If Gaddafi made a mistake, it was, sad to say, that he was too lenient. Libya has an atrocious record on human rights and political freedoms. Its press is among the world’s least free. However, according to Reporters Without Frontiers, Tunisia’s was every bit as repressive and Libya’s has been improving over recent years. Further, Libyans substantially out perform their Arab neighbors on the UNDP human development and education indicators. Conditions in Libya are dreadful, but not as awful as they might have been. Contemporary leaders in Tunisia and Egypt were constrained to offer at least modest liberties to their people because those states relied on tourism and commerce to fill government coffers. Gaddafi had no such need to encourage the people to work. Granting them minimal freedoms was his decision and his undoing as it gave the people the opportunity to mass and rebel.
Without doubt Gaddafi would have annihilated the rebels if NATO had not intervened. Gaddafi can blame western intervention on his own checkered past.
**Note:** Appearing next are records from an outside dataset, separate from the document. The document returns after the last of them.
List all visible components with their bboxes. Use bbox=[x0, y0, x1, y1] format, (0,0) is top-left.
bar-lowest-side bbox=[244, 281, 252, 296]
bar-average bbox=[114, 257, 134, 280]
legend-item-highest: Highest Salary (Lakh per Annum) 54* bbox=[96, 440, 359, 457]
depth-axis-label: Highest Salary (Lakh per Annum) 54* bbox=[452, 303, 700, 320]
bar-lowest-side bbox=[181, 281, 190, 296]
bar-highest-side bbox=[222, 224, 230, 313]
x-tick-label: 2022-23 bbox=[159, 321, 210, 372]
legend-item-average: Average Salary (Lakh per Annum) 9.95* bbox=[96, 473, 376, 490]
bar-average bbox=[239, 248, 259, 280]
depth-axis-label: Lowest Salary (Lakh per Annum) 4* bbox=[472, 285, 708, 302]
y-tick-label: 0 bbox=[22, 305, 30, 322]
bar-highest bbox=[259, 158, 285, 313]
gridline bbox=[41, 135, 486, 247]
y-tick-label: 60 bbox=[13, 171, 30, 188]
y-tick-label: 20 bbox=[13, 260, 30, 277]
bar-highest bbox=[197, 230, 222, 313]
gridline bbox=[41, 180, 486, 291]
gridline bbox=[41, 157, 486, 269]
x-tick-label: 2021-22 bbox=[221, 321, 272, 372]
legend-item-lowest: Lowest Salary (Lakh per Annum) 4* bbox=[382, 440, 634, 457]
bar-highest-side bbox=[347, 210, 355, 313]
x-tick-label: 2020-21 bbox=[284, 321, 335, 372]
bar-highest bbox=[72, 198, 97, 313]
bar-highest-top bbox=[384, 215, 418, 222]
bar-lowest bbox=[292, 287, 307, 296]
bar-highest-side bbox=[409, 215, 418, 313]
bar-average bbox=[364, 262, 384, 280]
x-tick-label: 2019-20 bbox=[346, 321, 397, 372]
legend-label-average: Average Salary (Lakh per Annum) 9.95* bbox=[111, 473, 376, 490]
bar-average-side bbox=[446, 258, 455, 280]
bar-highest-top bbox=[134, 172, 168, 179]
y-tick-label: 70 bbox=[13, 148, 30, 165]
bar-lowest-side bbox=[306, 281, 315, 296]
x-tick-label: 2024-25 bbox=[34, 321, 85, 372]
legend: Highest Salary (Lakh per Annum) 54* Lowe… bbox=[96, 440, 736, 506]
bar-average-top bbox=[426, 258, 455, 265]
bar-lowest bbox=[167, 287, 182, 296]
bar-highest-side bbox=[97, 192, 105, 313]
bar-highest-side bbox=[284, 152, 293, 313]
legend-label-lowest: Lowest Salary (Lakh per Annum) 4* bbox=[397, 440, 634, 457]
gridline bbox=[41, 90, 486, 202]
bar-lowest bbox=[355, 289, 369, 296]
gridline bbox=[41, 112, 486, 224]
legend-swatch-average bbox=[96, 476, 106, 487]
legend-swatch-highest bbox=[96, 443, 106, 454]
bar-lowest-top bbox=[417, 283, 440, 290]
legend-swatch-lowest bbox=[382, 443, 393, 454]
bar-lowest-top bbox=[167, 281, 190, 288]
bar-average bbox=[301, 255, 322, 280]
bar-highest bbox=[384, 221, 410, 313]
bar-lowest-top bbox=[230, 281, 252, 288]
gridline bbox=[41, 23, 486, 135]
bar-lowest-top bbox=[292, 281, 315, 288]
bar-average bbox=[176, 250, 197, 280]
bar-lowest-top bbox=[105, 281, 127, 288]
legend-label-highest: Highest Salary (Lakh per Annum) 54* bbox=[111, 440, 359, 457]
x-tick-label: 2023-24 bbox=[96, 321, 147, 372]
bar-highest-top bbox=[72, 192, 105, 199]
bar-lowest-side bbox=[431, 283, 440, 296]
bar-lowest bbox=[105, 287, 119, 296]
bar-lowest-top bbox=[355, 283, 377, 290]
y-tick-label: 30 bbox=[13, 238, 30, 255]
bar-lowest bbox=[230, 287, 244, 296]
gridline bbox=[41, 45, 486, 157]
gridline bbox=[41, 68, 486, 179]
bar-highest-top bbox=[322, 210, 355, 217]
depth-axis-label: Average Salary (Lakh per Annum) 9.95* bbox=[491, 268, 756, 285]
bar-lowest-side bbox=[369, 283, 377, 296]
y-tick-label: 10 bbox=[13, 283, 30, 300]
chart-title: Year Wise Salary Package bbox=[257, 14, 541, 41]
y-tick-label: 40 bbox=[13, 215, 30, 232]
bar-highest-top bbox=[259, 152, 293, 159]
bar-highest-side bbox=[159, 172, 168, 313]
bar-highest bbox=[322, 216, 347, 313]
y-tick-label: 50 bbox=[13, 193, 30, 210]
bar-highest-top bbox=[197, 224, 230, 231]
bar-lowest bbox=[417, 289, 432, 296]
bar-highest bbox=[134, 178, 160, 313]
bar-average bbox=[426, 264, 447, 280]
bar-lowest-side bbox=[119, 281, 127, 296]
He supported international terrorism, most notoriously providing implicit support for the bombing of Pan Am flight 103 over Lockerbie Scotland in 1988, orchestrating the 1986 bombing of a Berlin nightclub and the assassination of Libyan dissidents worldwide. Although Libya failed to build nuclear weapons, Gaddafi stockpiled chemical weapons.
What has been missed in the drive to remove Gaddafi is what will replace him. Western policy makers have viewed Gaddafi’s demise through rose-tinted glasses. Undoubtedly he has been a thorn in their side but the events unfolding in Libya don’t conform to alleged humanitarian intervention goals. The UN authorized NATO military intervention to protect civilians. Presumably the hope was that, backed by NATO airpower, the rebels would score a few quick victories and Gaddafi’s support would collapse. Instead the conflict has dragged on for six months, inflicted large civilian casualties and financially burdened cash-strapped European nations. Worse, NATO will not have prevented civilian persecution. True, it will be a different group of people who suffer, but the UN mandate was to prevent deaths, not to shift their incidence. Already stories are emerging of widespread human rights abuses by rebel forces.
Things are likely to get even bloodier when those who seek power start to cull their former comrades in arms and anyone else perceived as disloyal, as a potential rival or simply surplus to requirements (remember, leaders always want to reduce their number of supporters). As Gaddafi showed us for nearly 42 years, when there is plentiful money to buy loyalty, a few can be relied upon to keep the many down. Leniency got Gaddafi into trouble; it is a mistake his successor is unlikely to make. Except perhaps for the absence of flamboyant clothing, the average Libyan can expect little beneficial change.
Gaddafi is not a good man, but he was a successful leader and he might yet be missed.